Right from the beginning the idea of "eclipse" and bodies or objects obscuring other bodies or objects is used to a major degree, but with a such precise control over monochromatic black-and-white gradient scheme that each individual composition is powerfully effective. The frame-within-a-frame technique, where everything in the world of this film exists in some form of composition or balance, has no parallel, except maybe with some of the modern day work by Wes Anderson... except Wes Anderson's sometimes pastel, sometimes bright color provides an entirely different effect. This movie gives off a degree of science fiction, with such utter significance to framing and blocking off things towards the idea of obscurity that it doesn't seem to exist in our world, a world where we move aside to get out of the way, or focus on infinite planes of existence rather than many.

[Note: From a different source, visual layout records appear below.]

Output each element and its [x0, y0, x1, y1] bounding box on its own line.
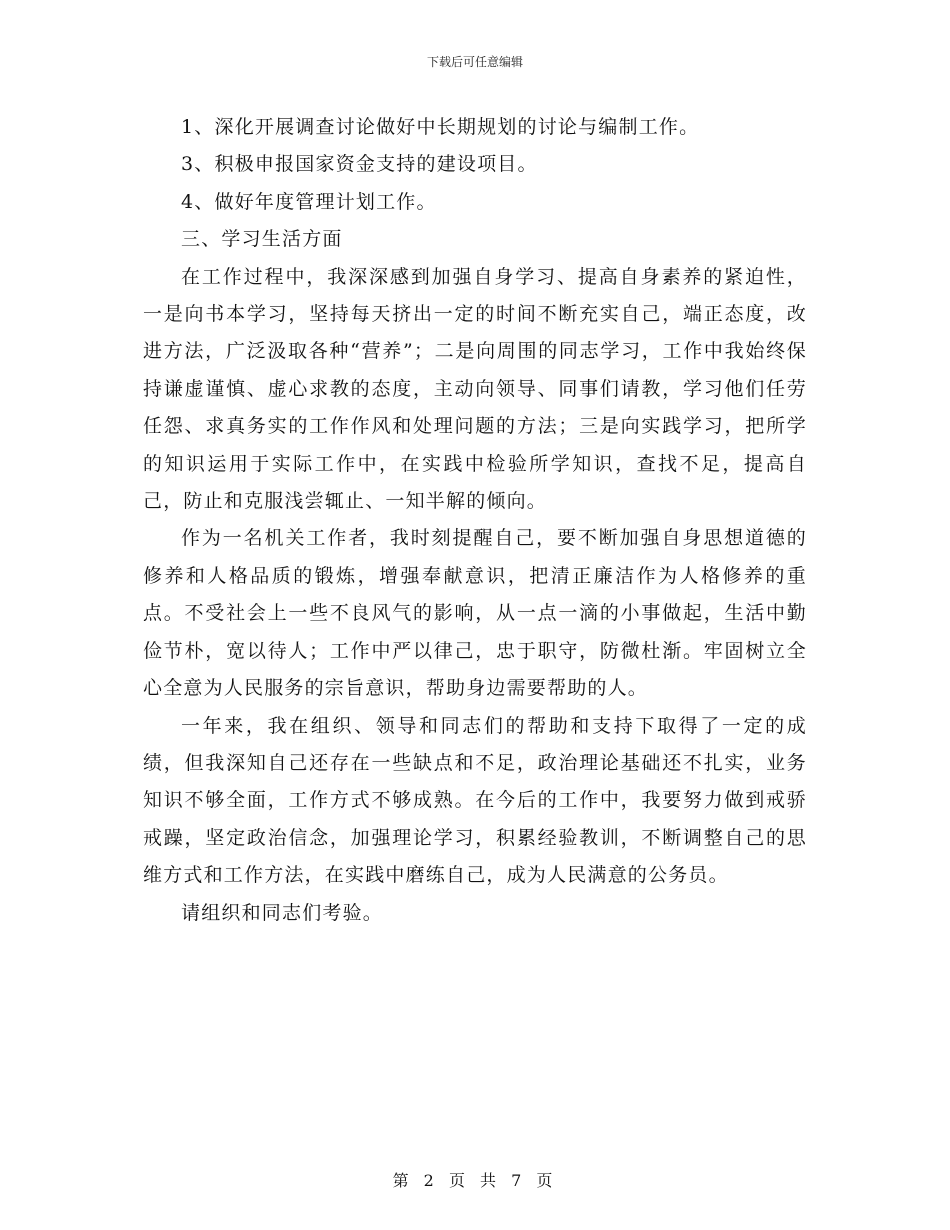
- list-item-3: 3、积极申报国家资金支持的建设项目。: [181, 153, 538, 176]
- page-number: 第 2 页 共 7 页: [392, 1171, 558, 1190]
- paragraph-ethics: 作为一名机关工作者，我时刻提醒自己，要不断加强自身思想道德的修养和人格品质的锻炼，增强奉献意识，把清正廉洁作为人格修养的重点。不受社会上一些不良风气的影响，从一点一滴的小事做起，生活中勤俭节朴，宽以待人；工作中严以律己，忠于职守，防微杜渐。牢固树立全心全意为人民服务的宗旨意识，帮助身边需要帮助的人。: [143, 527, 807, 700]
- list-item-4: 4、做好年度管理计划工作。: [181, 190, 437, 213]
- section-heading: 三、学习生活方面: [181, 228, 343, 251]
- paragraph-summary: 一年来，我在组织、领导和同志们的帮助和支持下取得了一定的成绩，但我深知自己还存在一些缺点和不足，政治理论基础还不扎实，业务知识不够全面，工作方式不够成熟。在今后的工作中，我要努力做到戒骄戒躁，坚定政治信念，加强理论学习，积累经验教训，不断调整自己的思维方式和工作方法，在实践中磨练自己，成为人民满意的公务员。: [143, 714, 807, 887]
- paragraph-closing: 请组织和同志们考验。: [181, 901, 384, 924]
- list-item-1: 1、深化开展调查讨论做好中长期规划的讨论与编制工作。: [181, 116, 700, 138]
- document-body: [143, 109, 807, 932]
- page-header: 下载后可任意编辑: [426, 55, 523, 69]
- paragraph-study: 在工作过程中，我深深感到加强自身学习、提高自身素养的紧迫性，一是向书本学习，坚持每天挤出一定的时间不断充实自己，端正态度，改进方法，广泛汲取各种“营养”；二是向周围的同志学习，工作中我始终保持谦虚谨慎、虚心求教的态度，主动向领导、同事们请教，学习他们任劳任怨、求真务实的工作作风和处理问题的方法；三是向实践学习，把所学的知识运用于实际工作中，在实践中检验所学知识，查找不足，提高自己，防止和克服浅尝辄止、一知半解的倾向。: [143, 265, 807, 513]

Not all the film is like this, of course, because we do have a story, and the story is about the ultimately doomed relationship of a stock market broker and a young woman who only fits in with the world of perpendicular obscured objects. The stock market is chaotic and insane, and only follows composition when the girl is around. The symbolism is beyond obvious, it hits you over the head with a wooden mallet--which is probably one of the reasons why some people might not like this, because it's very uncomfortable and impatient to watch.

Still, if you want to avoid becoming impatient and edgy around this film, my suggestion to you would be to turn off the sound and subtitles (if necessary). The fact of the matter is that the only dialog that matters is disregarded (purposefully) by the characters and all the poignant questions and exchanges are ignored or unanswered. This movie, in fact, could benefit a lot with a little LESS plot than it currently has, because the plot itself seems to get in the way of the majesty of the film-making proper.

Not that the plot isn't important. It's just uncomfortable. What's amazing about it, really, is that the from the woman's perspective, the world of strict order and composition is amazingly comfortable, but the desire to develop comes from the man, who's world is always moving and unbalanced. So while the ultimate goal of the plot is about breaking down such composition (success being comedy and failure being tragedy), it's difficult to imagine the goal of the character impinging on the harmony the spectator enjoys. What, precisely, are we supposed to get from this anyway? That's "the thing." The plot obscures the overall theme of the movie, a theme dealing with emptiness and fear of potential doomsday (the Cold War). And once said obscured object becomes the focus of the camera, suddenly the plot is obscured itself. This film is absolutely amazingly structured, though in a way that seems rather confusing because our technical expectations have us leaning more towards figuring out what the plot, dialog, and characters mean, not what they're completely distracting us from. It seems a rather dangerous approach to film-making... what makes it amazing is that it works. It's a technical achievement of consummate artistry, and that's a hard thing to say for a film that spends the majority of its time focusing on a plot one hates.